Joining things is an easy way to meet people.  Think of what you like to do:

  • Arts classes (including things like making jewerly, pottery, painting) – try to look for adult ed classes or an arts center
  • Cooking class – look for adult ed or cooking school that teaches laymen
  • Non-team sports (tennis, sailing, kayaking, etc.)
  • Card games or board games – try craigslist, a class for bridge, etc

Also – volunteer!  Great way to meet people and do good too.  Think Habitat for Humanity, a local post-college professionals group, your favorite charity (e.g. for women’s issues, maybe a shelter, for art, the local museum).

See if your college has a club in the area

Post # 4
Member
307 posts
Helper bee
  • Wedding: March 2014

I moved from Aus to the UK. My FI has British friends but they are mostly guys, luckily his little ‘group’ are lovely so I hang out with them a lot.

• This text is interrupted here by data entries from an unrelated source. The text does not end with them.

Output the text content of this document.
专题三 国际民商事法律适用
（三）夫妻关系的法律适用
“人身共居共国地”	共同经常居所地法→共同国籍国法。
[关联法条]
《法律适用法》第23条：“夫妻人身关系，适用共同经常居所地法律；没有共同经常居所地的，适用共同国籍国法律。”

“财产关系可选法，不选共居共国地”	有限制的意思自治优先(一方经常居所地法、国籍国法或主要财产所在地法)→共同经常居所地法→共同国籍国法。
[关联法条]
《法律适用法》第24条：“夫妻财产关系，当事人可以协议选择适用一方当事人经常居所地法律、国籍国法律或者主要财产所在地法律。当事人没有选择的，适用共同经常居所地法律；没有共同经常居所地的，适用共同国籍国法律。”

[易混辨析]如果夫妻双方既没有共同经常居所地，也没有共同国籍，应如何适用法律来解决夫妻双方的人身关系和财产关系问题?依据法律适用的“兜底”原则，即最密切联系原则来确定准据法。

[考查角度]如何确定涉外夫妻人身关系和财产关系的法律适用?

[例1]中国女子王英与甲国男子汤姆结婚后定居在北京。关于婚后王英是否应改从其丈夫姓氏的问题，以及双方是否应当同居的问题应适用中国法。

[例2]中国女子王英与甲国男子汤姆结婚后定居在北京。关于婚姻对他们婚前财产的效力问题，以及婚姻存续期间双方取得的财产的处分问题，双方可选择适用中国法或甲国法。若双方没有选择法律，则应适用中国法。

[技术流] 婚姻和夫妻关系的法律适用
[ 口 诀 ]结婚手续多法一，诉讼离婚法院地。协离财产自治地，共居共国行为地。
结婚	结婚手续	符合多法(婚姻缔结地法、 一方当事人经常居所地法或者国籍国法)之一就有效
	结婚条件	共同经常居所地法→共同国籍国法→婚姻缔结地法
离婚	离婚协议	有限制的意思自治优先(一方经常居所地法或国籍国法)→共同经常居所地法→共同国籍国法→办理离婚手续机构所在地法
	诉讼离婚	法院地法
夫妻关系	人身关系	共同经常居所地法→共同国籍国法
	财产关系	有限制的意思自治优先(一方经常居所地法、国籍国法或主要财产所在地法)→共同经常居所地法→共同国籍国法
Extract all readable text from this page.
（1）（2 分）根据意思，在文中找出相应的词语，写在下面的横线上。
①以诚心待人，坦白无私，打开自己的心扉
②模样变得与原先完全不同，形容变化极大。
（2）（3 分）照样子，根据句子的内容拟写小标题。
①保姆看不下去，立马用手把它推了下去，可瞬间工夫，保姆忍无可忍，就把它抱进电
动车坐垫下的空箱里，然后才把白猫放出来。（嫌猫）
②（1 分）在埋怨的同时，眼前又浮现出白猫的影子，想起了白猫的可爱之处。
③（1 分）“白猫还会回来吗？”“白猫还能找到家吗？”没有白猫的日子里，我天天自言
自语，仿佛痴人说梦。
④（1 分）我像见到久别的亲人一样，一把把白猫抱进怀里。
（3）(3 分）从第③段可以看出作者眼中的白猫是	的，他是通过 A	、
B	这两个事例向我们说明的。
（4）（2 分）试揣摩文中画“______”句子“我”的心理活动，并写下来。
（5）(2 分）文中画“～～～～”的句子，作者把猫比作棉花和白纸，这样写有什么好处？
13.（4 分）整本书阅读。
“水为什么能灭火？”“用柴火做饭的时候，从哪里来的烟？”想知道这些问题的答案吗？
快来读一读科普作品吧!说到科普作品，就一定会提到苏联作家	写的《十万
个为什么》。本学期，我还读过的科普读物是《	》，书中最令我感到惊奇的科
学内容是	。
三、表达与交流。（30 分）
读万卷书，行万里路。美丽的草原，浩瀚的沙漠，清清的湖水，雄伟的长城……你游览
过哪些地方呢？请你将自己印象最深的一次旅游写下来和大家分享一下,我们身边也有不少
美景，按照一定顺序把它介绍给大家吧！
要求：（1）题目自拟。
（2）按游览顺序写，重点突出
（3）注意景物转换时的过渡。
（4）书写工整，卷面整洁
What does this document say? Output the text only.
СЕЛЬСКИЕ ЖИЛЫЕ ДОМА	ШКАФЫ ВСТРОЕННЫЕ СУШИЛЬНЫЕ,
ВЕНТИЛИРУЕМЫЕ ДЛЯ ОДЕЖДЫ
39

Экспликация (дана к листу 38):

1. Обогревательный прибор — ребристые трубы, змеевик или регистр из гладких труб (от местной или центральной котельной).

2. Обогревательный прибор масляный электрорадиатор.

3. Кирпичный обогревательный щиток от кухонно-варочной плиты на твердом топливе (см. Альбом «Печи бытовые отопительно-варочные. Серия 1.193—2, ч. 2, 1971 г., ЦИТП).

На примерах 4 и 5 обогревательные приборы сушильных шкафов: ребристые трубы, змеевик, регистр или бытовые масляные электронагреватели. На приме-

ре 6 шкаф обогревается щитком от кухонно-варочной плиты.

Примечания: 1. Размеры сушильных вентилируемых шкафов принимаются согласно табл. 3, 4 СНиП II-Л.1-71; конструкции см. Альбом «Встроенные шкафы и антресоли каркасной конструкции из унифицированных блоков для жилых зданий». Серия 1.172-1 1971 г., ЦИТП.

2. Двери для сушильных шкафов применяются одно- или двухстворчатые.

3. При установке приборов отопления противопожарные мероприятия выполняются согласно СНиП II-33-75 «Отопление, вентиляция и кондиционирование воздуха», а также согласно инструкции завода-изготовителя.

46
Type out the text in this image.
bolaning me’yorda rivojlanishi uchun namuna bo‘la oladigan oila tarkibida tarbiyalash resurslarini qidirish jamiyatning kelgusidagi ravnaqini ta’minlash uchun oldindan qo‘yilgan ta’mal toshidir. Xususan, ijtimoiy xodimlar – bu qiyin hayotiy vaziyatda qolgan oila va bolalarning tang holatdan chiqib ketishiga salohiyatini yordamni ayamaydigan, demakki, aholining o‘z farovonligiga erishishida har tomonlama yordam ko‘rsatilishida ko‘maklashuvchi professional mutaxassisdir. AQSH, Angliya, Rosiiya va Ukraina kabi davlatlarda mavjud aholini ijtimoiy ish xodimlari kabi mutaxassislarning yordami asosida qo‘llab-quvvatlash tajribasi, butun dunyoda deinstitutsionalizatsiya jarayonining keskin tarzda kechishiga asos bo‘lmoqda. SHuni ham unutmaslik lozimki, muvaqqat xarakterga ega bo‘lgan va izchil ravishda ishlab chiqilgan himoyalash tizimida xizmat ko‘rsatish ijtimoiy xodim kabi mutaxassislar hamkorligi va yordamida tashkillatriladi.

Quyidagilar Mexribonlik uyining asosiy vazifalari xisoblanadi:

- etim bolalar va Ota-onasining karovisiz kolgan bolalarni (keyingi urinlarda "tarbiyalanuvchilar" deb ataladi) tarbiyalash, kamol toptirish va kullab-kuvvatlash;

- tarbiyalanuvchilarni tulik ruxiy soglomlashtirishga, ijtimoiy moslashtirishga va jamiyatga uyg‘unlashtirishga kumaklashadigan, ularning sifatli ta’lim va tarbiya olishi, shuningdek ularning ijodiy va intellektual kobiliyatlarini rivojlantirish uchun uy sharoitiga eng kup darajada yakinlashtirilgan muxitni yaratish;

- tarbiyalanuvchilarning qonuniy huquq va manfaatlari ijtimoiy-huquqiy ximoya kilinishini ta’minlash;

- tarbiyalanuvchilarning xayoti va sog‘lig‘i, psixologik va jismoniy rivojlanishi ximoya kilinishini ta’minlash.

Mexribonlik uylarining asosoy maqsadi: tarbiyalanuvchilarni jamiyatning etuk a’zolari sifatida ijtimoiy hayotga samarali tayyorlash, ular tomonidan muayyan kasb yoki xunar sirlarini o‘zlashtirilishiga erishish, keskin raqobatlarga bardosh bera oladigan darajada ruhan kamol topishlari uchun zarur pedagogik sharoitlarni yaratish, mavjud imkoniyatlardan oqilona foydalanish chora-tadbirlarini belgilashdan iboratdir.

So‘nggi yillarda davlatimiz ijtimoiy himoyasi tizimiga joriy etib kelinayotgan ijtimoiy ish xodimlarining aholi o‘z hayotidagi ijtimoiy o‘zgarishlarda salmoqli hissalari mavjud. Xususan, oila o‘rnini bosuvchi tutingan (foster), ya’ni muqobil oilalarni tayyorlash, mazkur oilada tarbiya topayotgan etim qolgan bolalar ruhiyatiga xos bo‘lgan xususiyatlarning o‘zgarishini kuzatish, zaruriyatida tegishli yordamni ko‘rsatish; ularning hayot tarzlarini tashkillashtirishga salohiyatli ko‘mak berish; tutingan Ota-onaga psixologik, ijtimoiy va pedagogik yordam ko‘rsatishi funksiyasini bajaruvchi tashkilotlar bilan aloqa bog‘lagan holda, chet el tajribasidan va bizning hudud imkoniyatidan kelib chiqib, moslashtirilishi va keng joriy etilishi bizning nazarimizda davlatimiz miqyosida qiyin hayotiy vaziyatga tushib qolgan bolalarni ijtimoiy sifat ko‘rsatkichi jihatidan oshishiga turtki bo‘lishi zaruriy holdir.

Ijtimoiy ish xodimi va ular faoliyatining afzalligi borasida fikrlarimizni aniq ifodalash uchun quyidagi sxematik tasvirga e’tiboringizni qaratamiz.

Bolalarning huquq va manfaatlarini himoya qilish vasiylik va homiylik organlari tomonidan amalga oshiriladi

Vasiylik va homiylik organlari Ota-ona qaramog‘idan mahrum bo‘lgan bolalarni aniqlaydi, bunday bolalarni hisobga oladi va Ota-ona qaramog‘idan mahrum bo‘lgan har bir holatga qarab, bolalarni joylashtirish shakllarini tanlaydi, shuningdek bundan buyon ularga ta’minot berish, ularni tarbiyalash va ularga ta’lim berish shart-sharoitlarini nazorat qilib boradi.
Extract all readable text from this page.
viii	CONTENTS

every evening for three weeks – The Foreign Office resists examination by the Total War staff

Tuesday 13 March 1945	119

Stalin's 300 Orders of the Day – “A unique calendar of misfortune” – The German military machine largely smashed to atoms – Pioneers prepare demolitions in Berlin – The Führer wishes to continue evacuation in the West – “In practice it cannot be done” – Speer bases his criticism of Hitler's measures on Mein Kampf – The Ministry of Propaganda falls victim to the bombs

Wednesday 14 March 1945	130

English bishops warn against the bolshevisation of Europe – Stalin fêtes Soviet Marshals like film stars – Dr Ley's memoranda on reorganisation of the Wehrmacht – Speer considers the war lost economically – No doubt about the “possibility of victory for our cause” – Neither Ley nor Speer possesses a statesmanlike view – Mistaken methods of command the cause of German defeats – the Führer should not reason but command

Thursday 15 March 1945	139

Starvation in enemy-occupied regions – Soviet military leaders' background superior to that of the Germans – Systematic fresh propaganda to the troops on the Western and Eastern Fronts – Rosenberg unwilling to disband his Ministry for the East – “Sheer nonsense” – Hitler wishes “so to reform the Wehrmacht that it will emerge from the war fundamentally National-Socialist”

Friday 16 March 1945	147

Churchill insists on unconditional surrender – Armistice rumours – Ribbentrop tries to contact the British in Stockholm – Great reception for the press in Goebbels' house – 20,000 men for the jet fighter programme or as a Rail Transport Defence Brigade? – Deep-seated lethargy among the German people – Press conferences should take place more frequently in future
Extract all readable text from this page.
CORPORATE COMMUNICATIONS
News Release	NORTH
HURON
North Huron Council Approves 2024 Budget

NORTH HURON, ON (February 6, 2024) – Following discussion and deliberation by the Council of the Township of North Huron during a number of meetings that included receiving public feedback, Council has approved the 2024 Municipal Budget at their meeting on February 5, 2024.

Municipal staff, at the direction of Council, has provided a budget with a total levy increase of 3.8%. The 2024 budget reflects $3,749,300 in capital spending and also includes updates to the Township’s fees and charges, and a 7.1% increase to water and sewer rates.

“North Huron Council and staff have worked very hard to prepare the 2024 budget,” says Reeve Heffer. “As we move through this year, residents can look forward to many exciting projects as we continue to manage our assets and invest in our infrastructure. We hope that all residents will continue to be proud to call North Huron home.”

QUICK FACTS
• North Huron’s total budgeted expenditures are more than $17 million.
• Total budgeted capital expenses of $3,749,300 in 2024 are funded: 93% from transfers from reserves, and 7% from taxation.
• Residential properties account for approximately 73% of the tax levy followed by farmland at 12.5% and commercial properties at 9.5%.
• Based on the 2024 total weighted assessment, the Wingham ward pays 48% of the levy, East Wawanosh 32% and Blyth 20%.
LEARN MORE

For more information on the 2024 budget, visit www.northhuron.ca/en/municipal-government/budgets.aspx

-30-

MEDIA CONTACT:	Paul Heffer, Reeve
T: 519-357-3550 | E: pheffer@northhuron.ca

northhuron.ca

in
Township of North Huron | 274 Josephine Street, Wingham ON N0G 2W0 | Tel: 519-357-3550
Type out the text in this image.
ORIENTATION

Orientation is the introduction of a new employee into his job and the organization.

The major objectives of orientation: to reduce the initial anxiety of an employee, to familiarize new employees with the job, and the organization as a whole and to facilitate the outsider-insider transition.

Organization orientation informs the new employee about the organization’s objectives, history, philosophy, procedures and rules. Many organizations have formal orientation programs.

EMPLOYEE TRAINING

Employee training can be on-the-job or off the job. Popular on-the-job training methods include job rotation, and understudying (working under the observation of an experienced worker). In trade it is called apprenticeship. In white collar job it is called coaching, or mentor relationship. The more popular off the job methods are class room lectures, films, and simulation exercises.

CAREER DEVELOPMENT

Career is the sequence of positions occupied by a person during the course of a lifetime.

I’ve found, for making ‘my own’ friends, that the girls at work are fantastic, we regularly go out for dinner. The other thing that has worked great was joining a social volleyball team together with my FI (neither of us had played before). That has been really good as well. If I was feeling more sociable I would have joined a netball team as well, there are always great girls playing that. The only other thing I entertained was one of those websites like citysocial, where they organise meet-ups and events for people looking to make friends. The only thing is you have to pay to join and it seemed a bit creepy to me, you have to be fairly confident to go along to an event I would think.

Where are you moving to?

Post # 5
Member
9692 posts
Buzzing Beekeeper

@canarydiamond:  I am going to comment to follow because we moved to a different province (we are back and forth between two and I travel for work, which adds to the craziness).

Post # 8
Member
7492 posts
Busy Beekeeper
  • Wedding: February 2013

DH and I just moved across te country and have no idea how to make friends! I’m super shy, so that doesn’t help. He’s seriously wanting to move back “home” because of lack of friends.

Post # 9
Member
3462 posts
Sugar bee
  • Wedding: May 2012

Also, be friendly to your neighbors.  And ask your friends if they have any friends in this new place.  Odds are, you can set up a meeting (e.g. lunch or such) to ask about the city and if you hit it off, it may be a new friend.  I’ve moved 9 times before I turned 18, 4 more times since then (several cross-town moves too).  I have a LOT of friends in a LOT of different places (including multiple countries), so I’d have no problem connecting friends. 

 

Post # 12
Member
5014 posts
Bee Keeper
  • Wedding: September 2013

@Cory_loves_this_girl:  Did you move to Raleigh? We’re moving there at the end of the month! Worried about making friends too, but everyone there seems really friendly.

Post # 13
Member
7492 posts
Busy Beekeeper
  • Wedding: February 2013

@RunnerBride13:  Yeah we’re close to Raleigh, and the people are friendly. It’s just hard to actually get to know people who you can call a friend.

Post # 14
Member
5014 posts
Bee Keeper
  • Wedding: September 2013

@Cory_loves_this_girl:  I totally get that! I moved to AZ about 5 years ago and had a hard time making close friends. I have a bunch of friends but nobody that I would just call up to hang out. I think that just takes time, and also being more outgoing than I like to be! My FI and I have talked about how we’re really going to have to make an effort to invite people over and put ourselves out there to make friends because we literally don’t know anyone out there! 

Post # 15
Member
3462 posts
Sugar bee
  • Wedding: May 2012

@canarydiamond:  Oh yes, moving was definitely easier as a kid (not that I’d have believed you then) because you meet people in school.  I was surprised it was actually a bit hard for me graduating from college, and losing touch with many non-local college friends but not having anyone to socialize with outside a few friends for a while.  So I did many of the things I suggested to you and that plus time (it takes a while to make friends at work or even in groups, much slower than in school) worked.  Now I have too little free time to see friends.